Is it possible to max out modern hardware with portage?

therik · n00b Joined: 14 Jul 2024 Posts: 7

I wonder if I'm missing some settings, but I started the

pietinger · Posted: Sun Jul 14, 2024 9:44 pm Post subject:

therik,

Welcome to Gentoo Forums !

Please see this short article which explains why you will often see only one running compile job:
https://wiki.gentoo.org/wiki/User:Pietinger/Tutorials/Optimize_compile_times#Using_EMERGE_DEFAULT_OPTS
_________________
https://wiki.gentoo.org/wiki/User:Pietinger

eccerr0r · Posted: Sun Jul 14, 2024 9:50 pm Post subject:

Yeah there is something called Amdahl's Law and portage is stuck with a lot of unparallelizeable code. There is also a lot of serialization in portage too which doesn't help.
Distcc really is only helpful on big projects like qtwebengine or chrome, else it actually somewhat is a burden. A lot of small ebuilds are kind of hindered by distcc.

I just made my E5-2690v2 build a kernel. 10 mins for kernel+modules. Not really that fast but it's not been that fast for me since the 2m 30sec kernel build times with my dual celeron-450 way back when (without modules so not apples vs apples).
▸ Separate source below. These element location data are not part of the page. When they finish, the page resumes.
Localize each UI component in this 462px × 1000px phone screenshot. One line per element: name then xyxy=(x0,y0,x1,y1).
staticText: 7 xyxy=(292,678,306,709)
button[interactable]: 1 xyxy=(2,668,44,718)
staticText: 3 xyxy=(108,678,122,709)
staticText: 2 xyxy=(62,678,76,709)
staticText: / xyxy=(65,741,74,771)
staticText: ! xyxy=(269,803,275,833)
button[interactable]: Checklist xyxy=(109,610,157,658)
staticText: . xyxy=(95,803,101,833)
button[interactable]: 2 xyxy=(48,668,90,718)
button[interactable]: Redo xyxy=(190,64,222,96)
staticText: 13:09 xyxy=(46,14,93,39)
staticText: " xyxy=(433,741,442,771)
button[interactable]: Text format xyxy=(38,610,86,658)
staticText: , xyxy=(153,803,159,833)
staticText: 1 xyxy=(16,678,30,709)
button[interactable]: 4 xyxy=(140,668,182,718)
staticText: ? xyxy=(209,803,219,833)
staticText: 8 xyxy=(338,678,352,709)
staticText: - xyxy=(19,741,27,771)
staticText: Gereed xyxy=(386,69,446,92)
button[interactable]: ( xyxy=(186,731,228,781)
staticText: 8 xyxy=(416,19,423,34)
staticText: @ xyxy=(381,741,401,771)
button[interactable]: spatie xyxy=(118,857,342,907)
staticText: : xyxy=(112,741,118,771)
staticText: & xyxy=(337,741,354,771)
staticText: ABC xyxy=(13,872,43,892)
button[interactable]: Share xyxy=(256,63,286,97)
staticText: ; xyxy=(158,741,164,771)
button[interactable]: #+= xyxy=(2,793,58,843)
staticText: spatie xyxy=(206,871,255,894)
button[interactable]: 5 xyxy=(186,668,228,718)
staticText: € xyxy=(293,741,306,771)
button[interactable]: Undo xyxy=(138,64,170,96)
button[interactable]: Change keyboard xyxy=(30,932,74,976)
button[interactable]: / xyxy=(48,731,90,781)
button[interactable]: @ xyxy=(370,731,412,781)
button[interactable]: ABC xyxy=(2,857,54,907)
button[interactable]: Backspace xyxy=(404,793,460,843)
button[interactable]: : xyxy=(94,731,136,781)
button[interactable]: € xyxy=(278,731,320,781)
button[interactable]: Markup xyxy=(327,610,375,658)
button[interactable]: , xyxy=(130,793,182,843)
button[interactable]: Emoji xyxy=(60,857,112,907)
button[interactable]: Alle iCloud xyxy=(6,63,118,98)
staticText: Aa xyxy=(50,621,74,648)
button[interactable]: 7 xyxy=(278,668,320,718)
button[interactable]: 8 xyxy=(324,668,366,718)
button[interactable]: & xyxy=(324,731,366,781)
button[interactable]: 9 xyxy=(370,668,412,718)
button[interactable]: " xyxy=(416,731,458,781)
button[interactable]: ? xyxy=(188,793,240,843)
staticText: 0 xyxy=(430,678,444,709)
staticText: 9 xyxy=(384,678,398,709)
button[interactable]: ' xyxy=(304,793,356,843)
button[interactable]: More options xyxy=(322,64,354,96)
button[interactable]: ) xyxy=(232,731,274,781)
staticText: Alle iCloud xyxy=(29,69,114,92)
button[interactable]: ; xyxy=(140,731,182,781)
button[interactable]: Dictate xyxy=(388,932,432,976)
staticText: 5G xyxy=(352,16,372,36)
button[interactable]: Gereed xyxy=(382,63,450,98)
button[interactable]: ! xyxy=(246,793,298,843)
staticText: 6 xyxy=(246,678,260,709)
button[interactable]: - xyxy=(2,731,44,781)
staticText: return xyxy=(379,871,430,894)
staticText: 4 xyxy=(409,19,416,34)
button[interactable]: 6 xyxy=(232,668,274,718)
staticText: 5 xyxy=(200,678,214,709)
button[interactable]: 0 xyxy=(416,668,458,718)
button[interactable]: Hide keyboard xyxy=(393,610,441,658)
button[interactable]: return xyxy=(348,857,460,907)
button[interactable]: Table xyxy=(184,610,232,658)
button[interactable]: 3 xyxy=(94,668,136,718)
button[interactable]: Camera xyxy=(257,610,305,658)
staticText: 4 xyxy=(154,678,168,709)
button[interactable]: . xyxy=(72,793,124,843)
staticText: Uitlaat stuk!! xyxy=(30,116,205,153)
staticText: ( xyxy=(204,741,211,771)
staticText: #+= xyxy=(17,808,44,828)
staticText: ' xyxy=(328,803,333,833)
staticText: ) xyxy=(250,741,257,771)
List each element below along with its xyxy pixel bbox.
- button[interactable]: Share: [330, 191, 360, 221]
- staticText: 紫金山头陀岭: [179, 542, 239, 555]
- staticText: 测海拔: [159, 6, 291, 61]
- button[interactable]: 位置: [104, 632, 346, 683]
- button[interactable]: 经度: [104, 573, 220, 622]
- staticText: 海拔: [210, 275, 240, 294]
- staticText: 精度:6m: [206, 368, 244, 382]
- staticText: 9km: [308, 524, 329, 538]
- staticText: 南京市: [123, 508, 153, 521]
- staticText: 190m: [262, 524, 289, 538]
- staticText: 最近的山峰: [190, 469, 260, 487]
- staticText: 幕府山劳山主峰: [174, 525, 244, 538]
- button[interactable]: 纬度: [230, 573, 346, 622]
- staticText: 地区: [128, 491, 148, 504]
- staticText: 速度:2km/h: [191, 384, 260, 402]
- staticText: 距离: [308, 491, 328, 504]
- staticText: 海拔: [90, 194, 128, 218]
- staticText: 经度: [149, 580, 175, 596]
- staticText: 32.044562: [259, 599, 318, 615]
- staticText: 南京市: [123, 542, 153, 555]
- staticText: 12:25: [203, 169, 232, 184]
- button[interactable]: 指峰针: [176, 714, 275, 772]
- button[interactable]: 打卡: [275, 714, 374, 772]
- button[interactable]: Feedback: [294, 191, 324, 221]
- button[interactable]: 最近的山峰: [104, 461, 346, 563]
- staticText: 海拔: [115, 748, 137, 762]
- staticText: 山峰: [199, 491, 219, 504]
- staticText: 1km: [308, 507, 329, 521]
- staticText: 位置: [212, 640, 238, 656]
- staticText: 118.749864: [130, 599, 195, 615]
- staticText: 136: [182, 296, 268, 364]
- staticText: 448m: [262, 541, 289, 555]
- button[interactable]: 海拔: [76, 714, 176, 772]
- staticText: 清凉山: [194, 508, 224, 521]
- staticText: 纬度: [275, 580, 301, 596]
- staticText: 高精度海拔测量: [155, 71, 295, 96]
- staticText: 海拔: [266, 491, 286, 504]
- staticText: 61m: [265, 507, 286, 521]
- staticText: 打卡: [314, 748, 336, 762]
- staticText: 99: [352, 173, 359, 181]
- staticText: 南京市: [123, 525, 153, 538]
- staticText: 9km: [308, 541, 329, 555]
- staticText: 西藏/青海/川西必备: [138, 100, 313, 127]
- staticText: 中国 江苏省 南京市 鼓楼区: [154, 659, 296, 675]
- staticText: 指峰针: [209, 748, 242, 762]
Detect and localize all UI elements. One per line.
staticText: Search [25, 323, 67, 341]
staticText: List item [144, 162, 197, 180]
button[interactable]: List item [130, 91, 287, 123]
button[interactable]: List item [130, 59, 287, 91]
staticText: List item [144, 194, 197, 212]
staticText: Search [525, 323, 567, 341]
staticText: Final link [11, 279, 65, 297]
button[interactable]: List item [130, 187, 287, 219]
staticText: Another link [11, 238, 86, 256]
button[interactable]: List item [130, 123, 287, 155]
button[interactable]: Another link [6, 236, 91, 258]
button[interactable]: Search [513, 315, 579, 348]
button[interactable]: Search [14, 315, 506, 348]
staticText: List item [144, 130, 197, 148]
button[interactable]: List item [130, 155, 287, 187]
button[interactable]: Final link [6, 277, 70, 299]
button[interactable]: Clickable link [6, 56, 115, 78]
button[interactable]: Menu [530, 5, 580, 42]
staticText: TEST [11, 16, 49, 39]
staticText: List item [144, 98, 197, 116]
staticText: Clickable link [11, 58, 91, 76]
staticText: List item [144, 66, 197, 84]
distcc has been somewhat helpful however. Been trying to load down my E5-2690v2 and it has been taking a lot of distcc load and it couldn't be faster having the other machines compiling on their own.
_________________
Intel Core i7 2700K/Radeon R7 250/24GB DDR3/256GB SSD
What am I supposed watching?

dimko · Apprentice Joined: 12 Feb 2006 Posts: 201

I am not a programmer, but if I understand correctly, when you compile some programs, they require some libs to exist on the system so some functionality of sdaid libs can be checked.
Which means there can be a situation where bunch of packets are 'waiting' as per requirement of package, for that lib to be compiled. Now multiply by several such libs and you get misery.
And I suspect its not so easily mathematically calculated, as its 'traveling salesman' problem.
_________________
Just a user.

logrusx · Advocate Joined: 22 Feb 2018 Posts: 2420

There are two things here:

as dimko has noted, there might not be enough jobs available. The rest may be waiting on a single dependency to be compiled.
/var/db/pkg cannot be written concurrently.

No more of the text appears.